Firstly, we tasted the famous fried kai-lan. The funny thing is that when kai-lan is fried this way, it resembled sea-weed. There is no bitterness or oiliness to this amazing dish, which is healthy and tasty.





Then we tried the steamed fish which was mediocre to say the least. At least it was fresh. On the other hand, the butter-milk chicken was great. The creamy, savoury gravy complimented the crispy chicken very well.







Anyway, the next time I was there..it got even better. The tofu looked cute and tasted great. The sauce is filled with egg-y goodness and the filling has this little dot of salted egg yolk (which I really like).





Surprisingly, we ordered something very traditional as recommended and was pleased with a little pot of filled with appetizing braised vinegar pork trotter.

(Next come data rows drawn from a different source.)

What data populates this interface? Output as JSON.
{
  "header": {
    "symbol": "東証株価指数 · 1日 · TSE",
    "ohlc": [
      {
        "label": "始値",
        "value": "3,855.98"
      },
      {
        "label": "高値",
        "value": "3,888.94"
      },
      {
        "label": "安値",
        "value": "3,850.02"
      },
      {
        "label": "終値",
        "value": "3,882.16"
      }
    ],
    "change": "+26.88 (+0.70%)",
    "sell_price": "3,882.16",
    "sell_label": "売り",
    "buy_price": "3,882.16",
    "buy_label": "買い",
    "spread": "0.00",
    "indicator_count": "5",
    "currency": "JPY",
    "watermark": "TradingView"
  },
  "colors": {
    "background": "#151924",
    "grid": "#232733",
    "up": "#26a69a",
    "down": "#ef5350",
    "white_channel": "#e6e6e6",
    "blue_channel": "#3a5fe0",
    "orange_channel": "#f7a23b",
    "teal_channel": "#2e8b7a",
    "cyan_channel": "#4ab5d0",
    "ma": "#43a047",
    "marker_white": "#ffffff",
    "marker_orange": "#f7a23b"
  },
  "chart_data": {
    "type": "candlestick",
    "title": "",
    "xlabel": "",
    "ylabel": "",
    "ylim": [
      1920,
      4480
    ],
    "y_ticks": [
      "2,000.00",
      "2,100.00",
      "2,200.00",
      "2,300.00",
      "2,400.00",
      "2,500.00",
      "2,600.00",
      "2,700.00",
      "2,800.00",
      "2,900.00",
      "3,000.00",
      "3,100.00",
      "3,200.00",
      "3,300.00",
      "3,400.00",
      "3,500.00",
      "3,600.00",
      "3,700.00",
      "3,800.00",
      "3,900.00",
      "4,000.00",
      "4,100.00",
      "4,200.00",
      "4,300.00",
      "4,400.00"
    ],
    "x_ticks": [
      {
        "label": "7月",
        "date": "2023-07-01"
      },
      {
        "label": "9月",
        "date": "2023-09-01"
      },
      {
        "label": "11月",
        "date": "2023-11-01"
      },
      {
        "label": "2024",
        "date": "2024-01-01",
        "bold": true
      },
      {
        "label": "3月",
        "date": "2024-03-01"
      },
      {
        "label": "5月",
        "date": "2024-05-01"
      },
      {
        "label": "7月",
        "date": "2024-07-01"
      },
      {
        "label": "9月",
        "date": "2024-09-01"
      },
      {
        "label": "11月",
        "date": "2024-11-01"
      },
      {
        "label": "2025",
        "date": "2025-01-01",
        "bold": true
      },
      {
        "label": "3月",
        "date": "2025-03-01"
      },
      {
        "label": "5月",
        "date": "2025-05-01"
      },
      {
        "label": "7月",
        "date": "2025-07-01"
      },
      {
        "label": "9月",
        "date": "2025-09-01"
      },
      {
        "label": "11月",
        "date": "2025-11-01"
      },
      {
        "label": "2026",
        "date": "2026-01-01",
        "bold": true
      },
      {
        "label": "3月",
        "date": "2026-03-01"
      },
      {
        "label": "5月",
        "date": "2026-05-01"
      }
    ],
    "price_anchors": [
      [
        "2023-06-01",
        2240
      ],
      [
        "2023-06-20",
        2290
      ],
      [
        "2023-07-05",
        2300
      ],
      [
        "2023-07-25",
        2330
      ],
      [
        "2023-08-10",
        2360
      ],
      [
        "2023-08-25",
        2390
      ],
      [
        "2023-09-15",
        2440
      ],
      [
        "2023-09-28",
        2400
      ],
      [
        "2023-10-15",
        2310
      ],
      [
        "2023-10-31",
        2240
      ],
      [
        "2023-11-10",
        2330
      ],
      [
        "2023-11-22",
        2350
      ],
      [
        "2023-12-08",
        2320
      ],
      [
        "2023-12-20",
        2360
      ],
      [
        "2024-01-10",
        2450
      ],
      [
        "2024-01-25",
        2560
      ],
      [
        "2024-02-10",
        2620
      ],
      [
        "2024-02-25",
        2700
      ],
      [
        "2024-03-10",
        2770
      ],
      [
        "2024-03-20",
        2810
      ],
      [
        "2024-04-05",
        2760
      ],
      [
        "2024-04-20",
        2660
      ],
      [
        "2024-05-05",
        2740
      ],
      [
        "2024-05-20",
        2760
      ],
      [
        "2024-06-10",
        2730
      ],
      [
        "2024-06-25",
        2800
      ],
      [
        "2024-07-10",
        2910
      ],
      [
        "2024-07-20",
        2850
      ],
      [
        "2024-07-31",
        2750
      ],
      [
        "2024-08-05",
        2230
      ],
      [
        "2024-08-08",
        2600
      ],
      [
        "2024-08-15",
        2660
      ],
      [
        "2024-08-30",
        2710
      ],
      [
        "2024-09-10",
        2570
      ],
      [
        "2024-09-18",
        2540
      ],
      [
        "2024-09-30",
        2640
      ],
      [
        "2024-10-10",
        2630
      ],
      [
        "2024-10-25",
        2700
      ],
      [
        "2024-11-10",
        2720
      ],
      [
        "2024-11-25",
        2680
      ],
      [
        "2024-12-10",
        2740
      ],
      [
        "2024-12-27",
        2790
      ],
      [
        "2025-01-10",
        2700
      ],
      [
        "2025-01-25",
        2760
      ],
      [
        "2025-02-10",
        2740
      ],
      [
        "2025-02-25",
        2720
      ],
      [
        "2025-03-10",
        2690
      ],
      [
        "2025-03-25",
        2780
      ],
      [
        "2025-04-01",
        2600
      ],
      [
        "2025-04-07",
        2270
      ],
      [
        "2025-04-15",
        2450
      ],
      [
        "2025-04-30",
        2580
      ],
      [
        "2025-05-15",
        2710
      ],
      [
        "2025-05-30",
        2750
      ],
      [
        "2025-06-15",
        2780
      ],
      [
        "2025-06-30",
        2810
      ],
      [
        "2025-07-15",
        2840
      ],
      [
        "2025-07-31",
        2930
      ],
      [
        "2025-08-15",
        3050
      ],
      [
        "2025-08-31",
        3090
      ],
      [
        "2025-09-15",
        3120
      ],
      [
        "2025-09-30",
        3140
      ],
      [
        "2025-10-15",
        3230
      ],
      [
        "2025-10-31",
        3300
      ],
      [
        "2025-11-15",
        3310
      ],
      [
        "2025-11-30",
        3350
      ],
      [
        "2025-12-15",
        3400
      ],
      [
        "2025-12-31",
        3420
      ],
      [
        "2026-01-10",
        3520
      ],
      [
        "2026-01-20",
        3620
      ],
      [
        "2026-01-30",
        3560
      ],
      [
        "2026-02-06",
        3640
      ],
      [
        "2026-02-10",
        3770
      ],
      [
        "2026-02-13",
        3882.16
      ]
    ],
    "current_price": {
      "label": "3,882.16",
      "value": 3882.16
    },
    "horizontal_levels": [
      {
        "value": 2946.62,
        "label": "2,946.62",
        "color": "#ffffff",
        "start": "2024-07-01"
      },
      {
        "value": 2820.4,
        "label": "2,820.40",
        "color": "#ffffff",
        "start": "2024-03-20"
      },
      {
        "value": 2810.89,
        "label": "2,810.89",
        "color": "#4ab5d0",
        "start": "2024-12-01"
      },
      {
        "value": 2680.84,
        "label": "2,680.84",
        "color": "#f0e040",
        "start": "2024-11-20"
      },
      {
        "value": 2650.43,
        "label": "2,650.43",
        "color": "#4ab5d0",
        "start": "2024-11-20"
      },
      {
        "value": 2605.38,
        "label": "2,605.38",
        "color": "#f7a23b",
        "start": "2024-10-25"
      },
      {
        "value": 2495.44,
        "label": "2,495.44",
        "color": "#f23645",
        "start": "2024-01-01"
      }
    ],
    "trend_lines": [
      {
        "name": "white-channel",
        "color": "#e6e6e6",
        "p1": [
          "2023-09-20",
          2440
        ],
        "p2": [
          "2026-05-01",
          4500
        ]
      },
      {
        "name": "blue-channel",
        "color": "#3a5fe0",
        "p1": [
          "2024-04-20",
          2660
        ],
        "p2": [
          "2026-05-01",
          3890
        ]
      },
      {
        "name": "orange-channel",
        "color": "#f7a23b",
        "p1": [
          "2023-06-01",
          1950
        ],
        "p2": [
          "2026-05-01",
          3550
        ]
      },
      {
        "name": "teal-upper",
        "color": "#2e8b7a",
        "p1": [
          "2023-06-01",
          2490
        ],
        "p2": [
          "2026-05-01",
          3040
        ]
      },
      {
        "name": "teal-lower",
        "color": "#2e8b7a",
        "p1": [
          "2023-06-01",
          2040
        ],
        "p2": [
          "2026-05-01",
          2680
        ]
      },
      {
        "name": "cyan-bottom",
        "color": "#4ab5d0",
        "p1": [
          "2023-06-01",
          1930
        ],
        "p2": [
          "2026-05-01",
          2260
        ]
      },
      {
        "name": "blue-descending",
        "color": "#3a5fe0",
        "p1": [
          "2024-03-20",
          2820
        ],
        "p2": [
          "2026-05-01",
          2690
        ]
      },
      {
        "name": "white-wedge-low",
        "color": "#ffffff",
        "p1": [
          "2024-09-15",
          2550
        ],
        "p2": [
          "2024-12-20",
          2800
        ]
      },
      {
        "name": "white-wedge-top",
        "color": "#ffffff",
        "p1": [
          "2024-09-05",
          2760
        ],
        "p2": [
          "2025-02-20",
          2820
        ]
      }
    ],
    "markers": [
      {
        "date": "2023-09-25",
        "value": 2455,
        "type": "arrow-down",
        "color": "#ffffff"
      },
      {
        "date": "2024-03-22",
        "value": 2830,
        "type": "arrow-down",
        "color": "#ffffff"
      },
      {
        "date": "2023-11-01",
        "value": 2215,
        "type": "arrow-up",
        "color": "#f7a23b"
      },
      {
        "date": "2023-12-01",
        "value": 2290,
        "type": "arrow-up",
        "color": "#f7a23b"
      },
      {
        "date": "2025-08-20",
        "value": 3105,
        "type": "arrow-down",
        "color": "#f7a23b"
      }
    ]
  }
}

It was just the right mix of sourness and sweetness. Ah, the right balance really counts.








So I've come to realized that there are plenty of good food in Ipoh I've yet to unearth. Hopefully my dear housemates will carry on the tradition of discovering more good eateries and bring me to more new places in the near future.




1 comment:

ijongh said...

Try their curry fish head, belacan fried mixed vegetables ( with or without petai) and special pork ribs.